ABSTRACT
Currently, the treatment and prevention of cardiac arrhythmias include antiarrhythmic drug therapy, surgery, ablation, and electronic intervention. Antiarrhythmic drugs, which traditionally have been the only method of therapy for many life-threatening arrhythmias, are often unreliable and unsafe in the prevention of tachyarrhythmias. Surgery, such as excision or cryoblation, is considered appropriate only for a small number of patients and is highly invasive. Ablation has become an excellent means for eliminating a number of arrhythmias with well-defined electrophysiological mechanism. However, there remain hundreds of thousands of individuals for whom the mechanism of life-threatening arrhythmia is ill-defined and thus difficult to treat using traditional measures. For these individuals, implantable electronic antiarrhythmic devices, such as antitachycardia pacemakers, cardioverters, and automatic defibrillators, have become the therapy of choice. Other implantable devices, such as drug-infusion pumps, have also been developed [1] and show promise for future antiarrhythmic therapy.
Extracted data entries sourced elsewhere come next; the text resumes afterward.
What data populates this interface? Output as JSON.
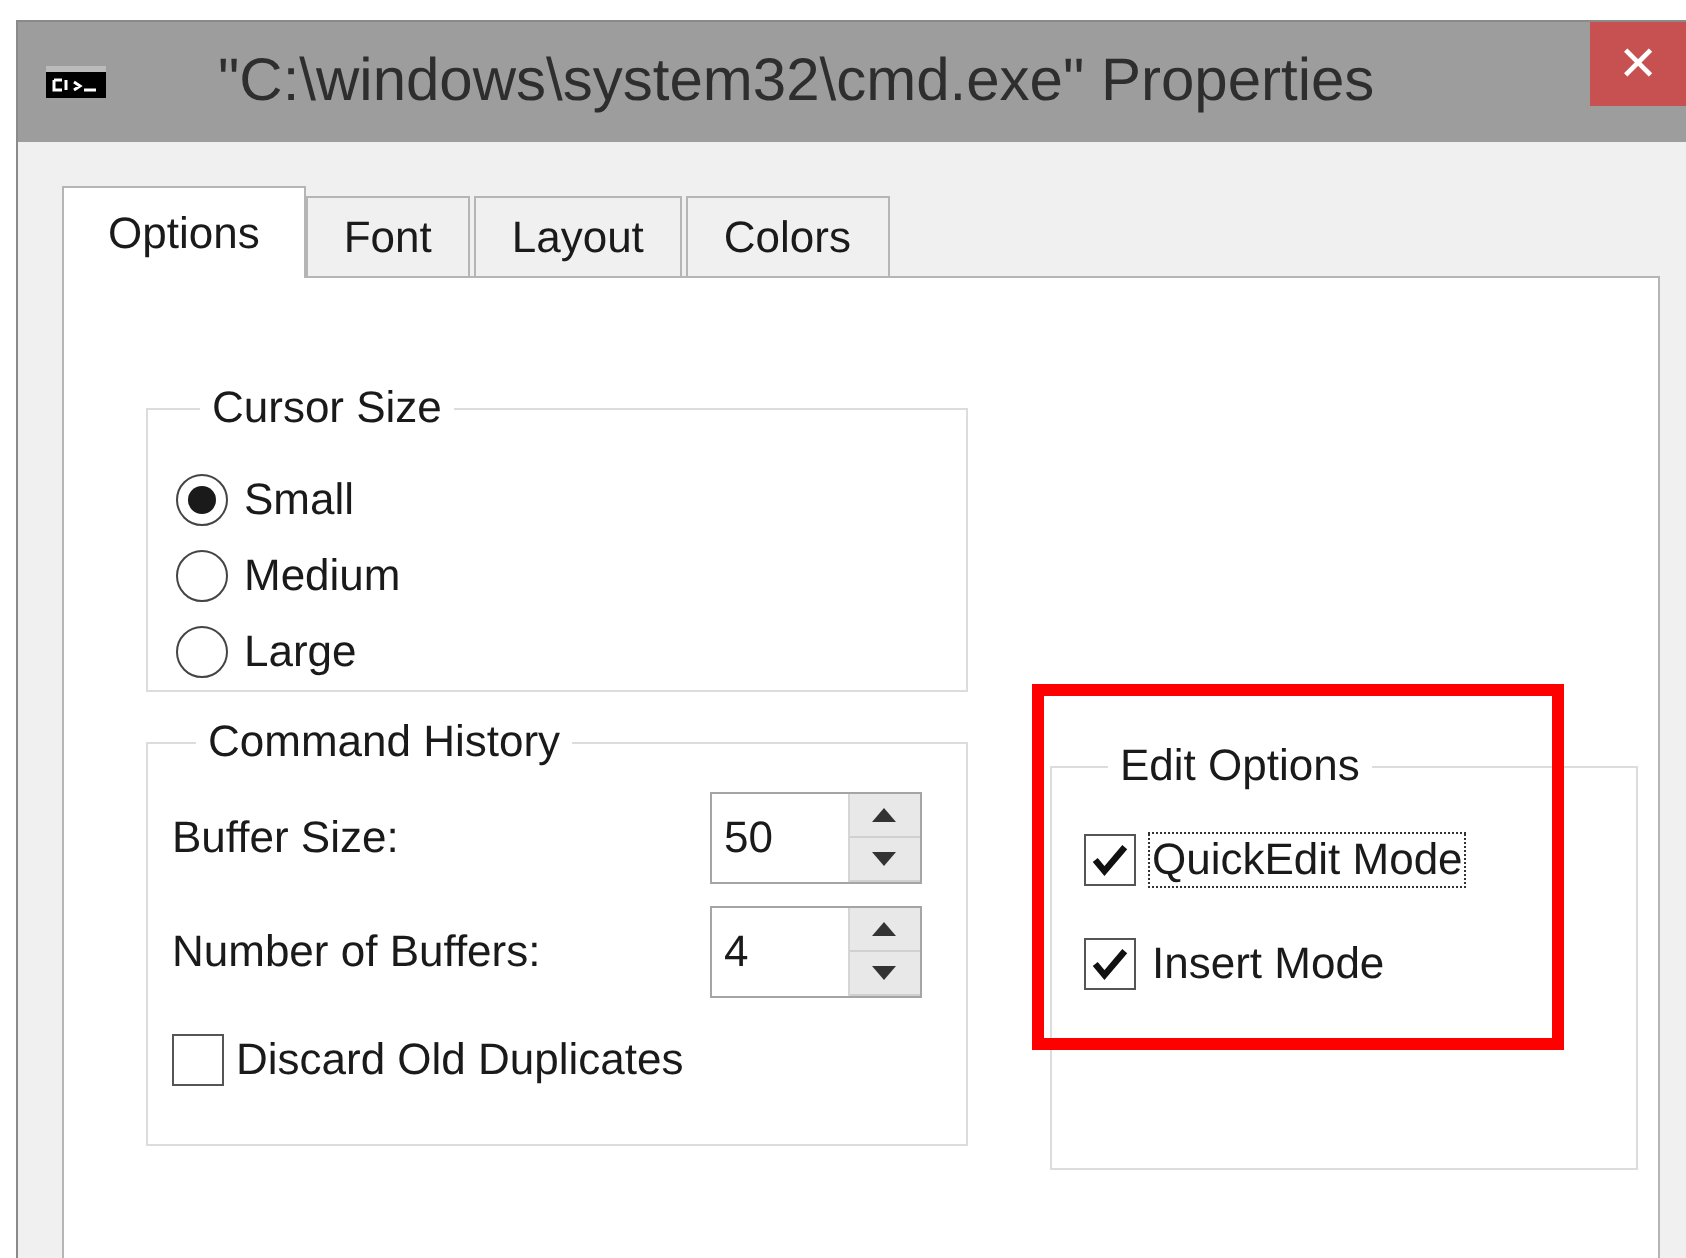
{
  "window": {
    "title": "\"C:\\windows\\system32\\cmd.exe\" Properties",
    "close": "✕"
  },
  "tabs": [
    {
      "label": "Options",
      "selected": true
    },
    {
      "label": "Font",
      "selected": false
    },
    {
      "label": "Layout",
      "selected": false
    },
    {
      "label": "Colors",
      "selected": false
    }
  ],
  "cursor_size": {
    "title": "Cursor Size",
    "options": [
      {
        "label": "Small",
        "selected": true
      },
      {
        "label": "Medium",
        "selected": false
      },
      {
        "label": "Large",
        "selected": false
      }
    ]
  },
  "command_history": {
    "title": "Command History",
    "fields": [
      {
        "label": "Buffer Size:",
        "value": "50"
      },
      {
        "label": "Number of Buffers:",
        "value": "4"
      }
    ],
    "discard": {
      "label": "Discard Old Duplicates",
      "checked": false
    }
  },
  "edit_options": {
    "title": "Edit Options",
    "highlighted": true,
    "options": [
      {
        "label": "QuickEdit Mode",
        "checked": true,
        "focused": true
      },
      {
        "label": "Insert Mode",
        "checked": true,
        "focused": false
      }
    ]
  }
}
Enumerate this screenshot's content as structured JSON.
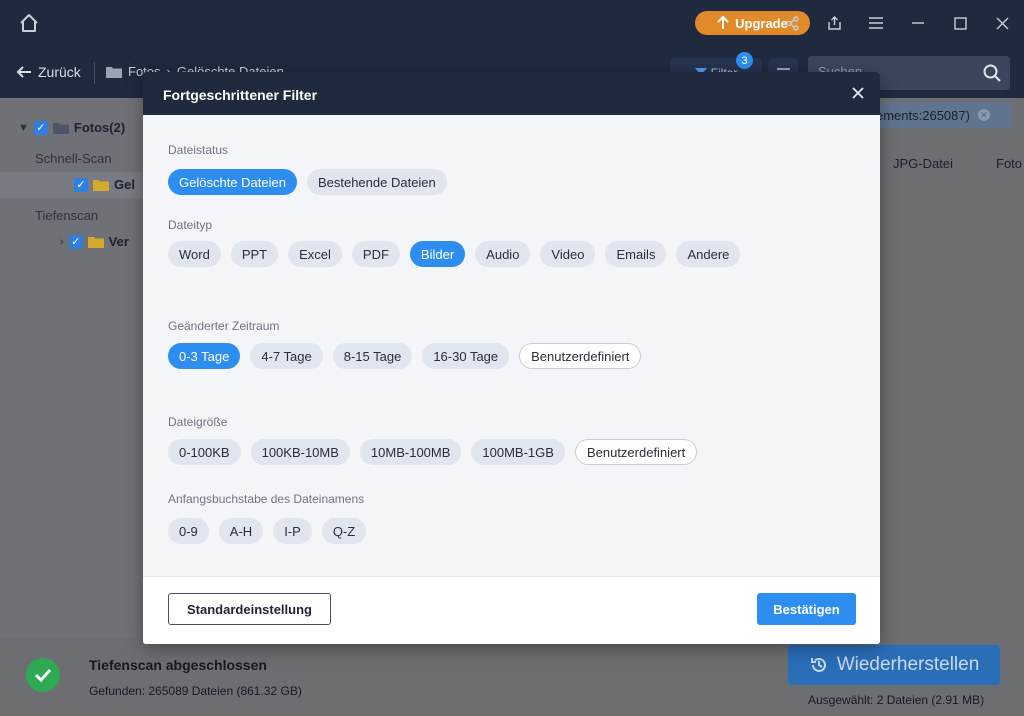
{
  "app": {
    "upgrade_label": "Upgrade",
    "back_label": "Zurück",
    "breadcrumb": [
      "Fotos",
      "Gelöschte Dateien"
    ],
    "filter_label": "Filter",
    "filter_count": "3",
    "search_placeholder": "Suchen"
  },
  "sidebar": {
    "root_label": "Fotos(2)",
    "quick_scan_label": "Schnell-Scan",
    "quick_item_label": "Gel",
    "deep_scan_label": "Tiefenscan",
    "deep_item_label": "Ver"
  },
  "content": {
    "count_chip": "ements:265087)",
    "columns": [
      "JPG-Datei",
      "Foto"
    ]
  },
  "status": {
    "title": "Tiefenscan abgeschlossen",
    "found": "Gefunden: 265089 Dateien (861.32 GB)",
    "restore_label": "Wiederherstellen",
    "selected": "Ausgewählt: 2 Dateien (2.91 MB)"
  },
  "modal": {
    "title": "Fortgeschrittener Filter",
    "sections": {
      "status": {
        "label": "Dateistatus",
        "options": [
          "Gelöschte Dateien",
          "Bestehende Dateien"
        ],
        "active": "Gelöschte Dateien"
      },
      "type": {
        "label": "Dateityp",
        "options": [
          "Word",
          "PPT",
          "Excel",
          "PDF",
          "Bilder",
          "Audio",
          "Video",
          "Emails",
          "Andere"
        ],
        "active": "Bilder"
      },
      "time": {
        "label": "Geänderter Zeitraum",
        "options": [
          "0-3 Tage",
          "4-7 Tage",
          "8-15 Tage",
          "16-30 Tage",
          "Benutzerdefiniert"
        ],
        "active": "0-3 Tage"
      },
      "size": {
        "label": "Dateigröße",
        "options": [
          "0-100KB",
          "100KB-10MB",
          "10MB-100MB",
          "100MB-1GB",
          "Benutzerdefiniert"
        ],
        "active": ""
      },
      "letter": {
        "label": "Anfangsbuchstabe des Dateinamens",
        "options": [
          "0-9",
          "A-H",
          "I-P",
          "Q-Z"
        ],
        "active": ""
      }
    },
    "default_label": "Standardeinstellung",
    "confirm_label": "Bestätigen"
  },
  "colors": {
    "accent": "#2e8ef0",
    "header": "#1f2a3f",
    "upgrade": "#e08a2a",
    "success": "#2eaa55"
  }
}
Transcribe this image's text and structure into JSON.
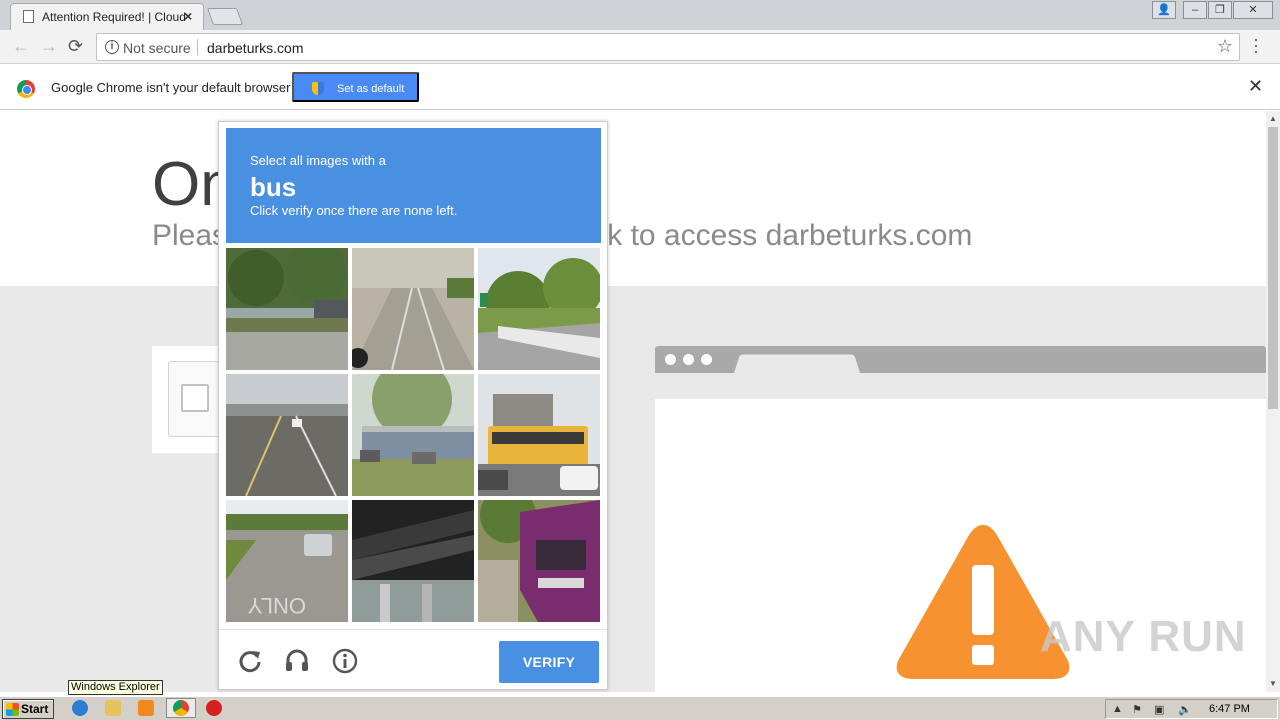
{
  "browser": {
    "tab_title": "Attention Required! | Cloudflare",
    "url_security": "Not secure",
    "url": "darbeturks.com"
  },
  "infobar": {
    "message": "Google Chrome isn't your default browser",
    "button_label": "Set as default"
  },
  "page": {
    "heading": "One more step",
    "subheading": "Please complete the security check to access darbeturks.com"
  },
  "captcha": {
    "instruction_line1": "Select all images with a",
    "target_object": "bus",
    "instruction_line2": "Click verify once there are none left.",
    "verify_label": "VERIFY",
    "tiles": [
      {
        "scene": "street with trees and houses"
      },
      {
        "scene": "empty highway lanes"
      },
      {
        "scene": "bridge railing with trees"
      },
      {
        "scene": "highway with cars"
      },
      {
        "scene": "parking lot with building"
      },
      {
        "scene": "yellow school bus"
      },
      {
        "scene": "road with only marking and suv"
      },
      {
        "scene": "underside of overpass"
      },
      {
        "scene": "purple city bus"
      }
    ]
  },
  "watermark": "ANY RUN",
  "taskbar": {
    "start_label": "Start",
    "tooltip": "Windows Explorer",
    "clock": "6:47 PM"
  },
  "colors": {
    "captcha_blue": "#4a90e2",
    "warning_orange": "#f6922f",
    "chrome_button_blue": "#4a8af4"
  }
}
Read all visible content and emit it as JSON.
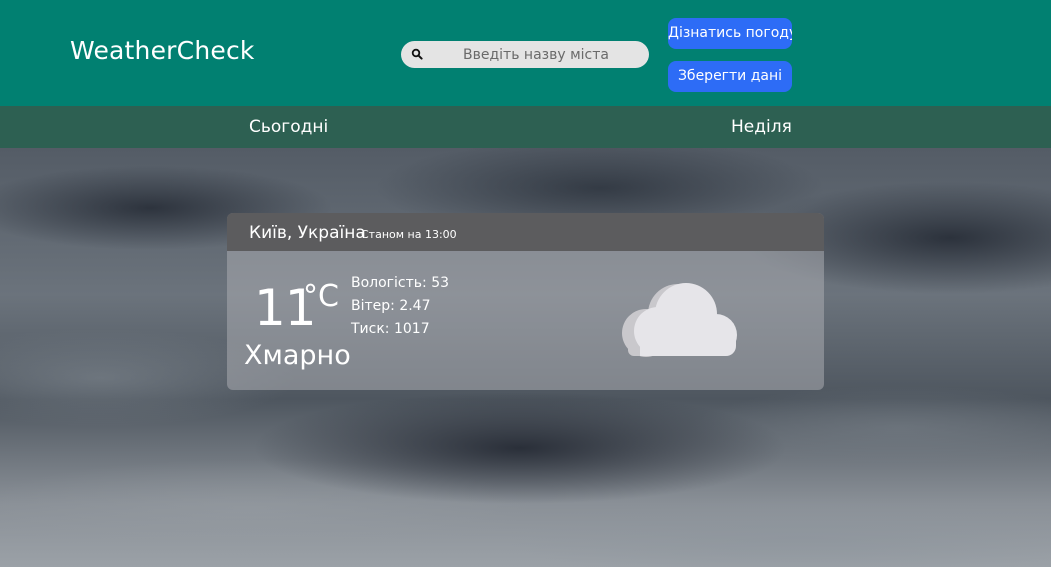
{
  "header": {
    "logo": "WeatherCheck",
    "search_placeholder": "Введіть назву міста",
    "get_weather_label": "Дізнатись погоду",
    "save_label": "Зберегти дані",
    "colors": {
      "bar": "#018071",
      "button": "#2d6cf6"
    }
  },
  "nav": {
    "tabs": [
      {
        "label": "Сьогодні"
      },
      {
        "label": "Неділя"
      }
    ],
    "color": "#2d6052"
  },
  "card": {
    "city": "Київ, Україна",
    "as_of": "Станом на 13:00",
    "temperature": "11",
    "unit": "°C",
    "description": "Хмарно",
    "humidity": "Вологість: 53",
    "wind": "Вітер: 2.47",
    "pressure": "Тиск: 1017",
    "icon": "cloud-icon"
  }
}
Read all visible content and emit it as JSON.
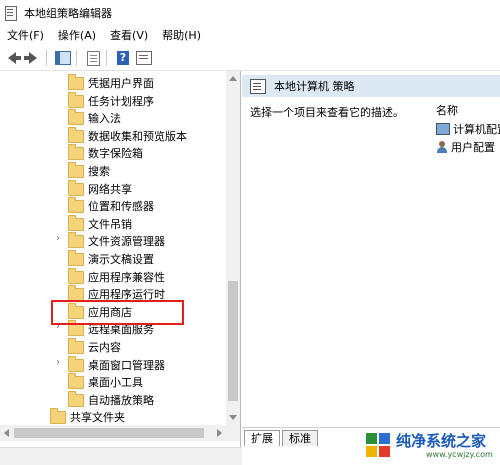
{
  "window": {
    "title": "本地组策略编辑器"
  },
  "menu": [
    "文件(F)",
    "操作(A)",
    "查看(V)",
    "帮助(H)"
  ],
  "toolbar": {
    "icons": [
      "back-icon",
      "forward-icon",
      "show-hide-tree-icon",
      "export-list-icon",
      "help-icon",
      "properties-icon"
    ]
  },
  "tree": {
    "items": [
      {
        "label": "凭据用户界面",
        "expandable": false
      },
      {
        "label": "任务计划程序",
        "expandable": false
      },
      {
        "label": "输入法",
        "expandable": false
      },
      {
        "label": "数据收集和预览版本",
        "expandable": false
      },
      {
        "label": "数字保险箱",
        "expandable": false
      },
      {
        "label": "搜索",
        "expandable": false
      },
      {
        "label": "网络共享",
        "expandable": false
      },
      {
        "label": "位置和传感器",
        "expandable": false
      },
      {
        "label": "文件吊销",
        "expandable": false
      },
      {
        "label": "文件资源管理器",
        "expandable": true
      },
      {
        "label": "演示文稿设置",
        "expandable": false
      },
      {
        "label": "应用程序兼容性",
        "expandable": false
      },
      {
        "label": "应用程序运行时",
        "expandable": false
      },
      {
        "label": "应用商店",
        "expandable": false
      },
      {
        "label": "远程桌面服务",
        "expandable": true
      },
      {
        "label": "云内容",
        "expandable": false
      },
      {
        "label": "桌面窗口管理器",
        "expandable": true
      },
      {
        "label": "桌面小工具",
        "expandable": false
      },
      {
        "label": "自动播放策略",
        "expandable": false
      },
      {
        "label": "共享文件夹",
        "expandable": false
      }
    ],
    "highlighted": "文件资源管理器"
  },
  "right_pane": {
    "header": "本地计算机 策略",
    "description": "选择一个项目来查看它的描述。",
    "column_name": "名称",
    "items": [
      "计算机配置",
      "用户配置"
    ]
  },
  "tabs": [
    "扩展",
    "标准"
  ],
  "watermark": {
    "main": "纯净系统之家",
    "url": "www.ycwjzy.com"
  },
  "colors": {
    "highlight_border": "#e0201d",
    "header_bg": "#dde8f5",
    "folder": "#f5d37a"
  }
}
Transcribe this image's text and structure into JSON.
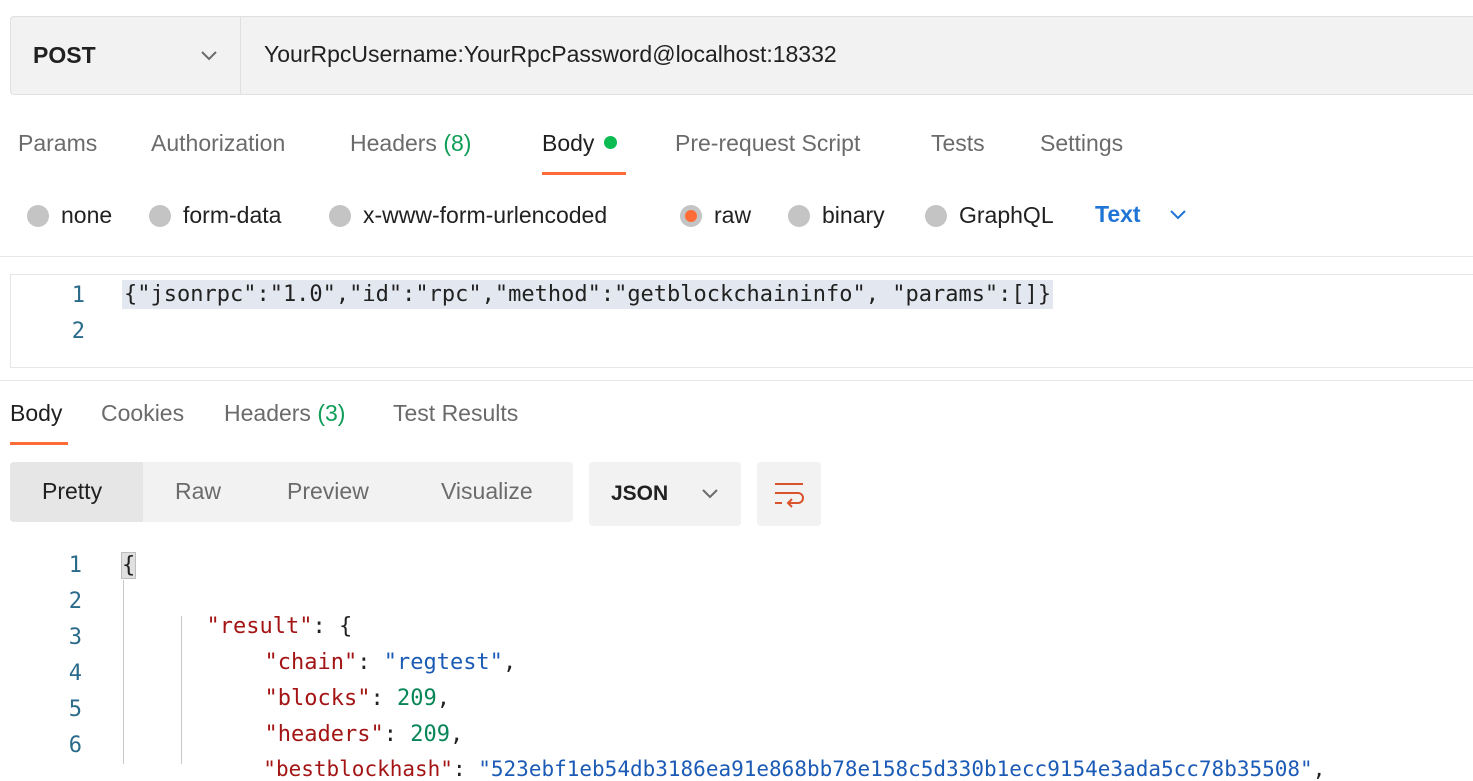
{
  "request": {
    "method": "POST",
    "url": "YourRpcUsername:YourRpcPassword@localhost:18332"
  },
  "request_tabs": {
    "params": "Params",
    "authorization": "Authorization",
    "headers": "Headers",
    "headers_count": "(8)",
    "body": "Body",
    "pre_request": "Pre-request Script",
    "tests": "Tests",
    "settings": "Settings"
  },
  "body_types": {
    "none": "none",
    "form_data": "form-data",
    "urlencoded": "x-www-form-urlencoded",
    "raw": "raw",
    "binary": "binary",
    "graphql": "GraphQL",
    "selected_format": "Text"
  },
  "request_body": {
    "line_numbers": [
      "1",
      "2"
    ],
    "line1": "{\"jsonrpc\":\"1.0\",\"id\":\"rpc\",\"method\":\"getblockchaininfo\", \"params\":[]}"
  },
  "response_tabs": {
    "body": "Body",
    "cookies": "Cookies",
    "headers": "Headers",
    "headers_count": "(3)",
    "test_results": "Test Results"
  },
  "view_modes": {
    "pretty": "Pretty",
    "raw": "Raw",
    "preview": "Preview",
    "visualize": "Visualize",
    "format": "JSON"
  },
  "response_body": {
    "line_numbers": [
      "1",
      "2",
      "3",
      "4",
      "5",
      "6"
    ],
    "open_brace": "{",
    "result_key": "\"result\"",
    "result_after": ": {",
    "chain_key": "\"chain\"",
    "chain_value": "\"regtest\"",
    "blocks_key": "\"blocks\"",
    "blocks_value": "209",
    "headers_key": "\"headers\"",
    "headers_value": "209",
    "bestblockhash_key": "\"bestblockhash\"",
    "bestblockhash_value": "\"523ebf1eb54db3186ea91e868bb78e158c5d330b1ecc9154e3ada5cc78b35508\""
  },
  "colors": {
    "accent": "#ff6c37",
    "success": "#0cbb52",
    "link_blue": "#1f74d6"
  }
}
Such devices offer a variety of therapies, each tailored to a specific arrhythmia. Implantable devices are expected not only to administer appropriate therapy in the presence of an arrhythmia, but also to monitor the heart for extensive periods and recognize the need to administer preventive therapy before severe
dysfunction occurs [2,3]. Detecting the presence of an arrhythmia requires these devices to have automated detection schemes with high sensitivity and specificity that are immune to changing clinical conditions, such as changes in drug therapy, lead configuration, and physical activity. Automated arrhythmia recognition requires a quantitative description of arrhythmias in terms of standard signal analysis and processing techniques.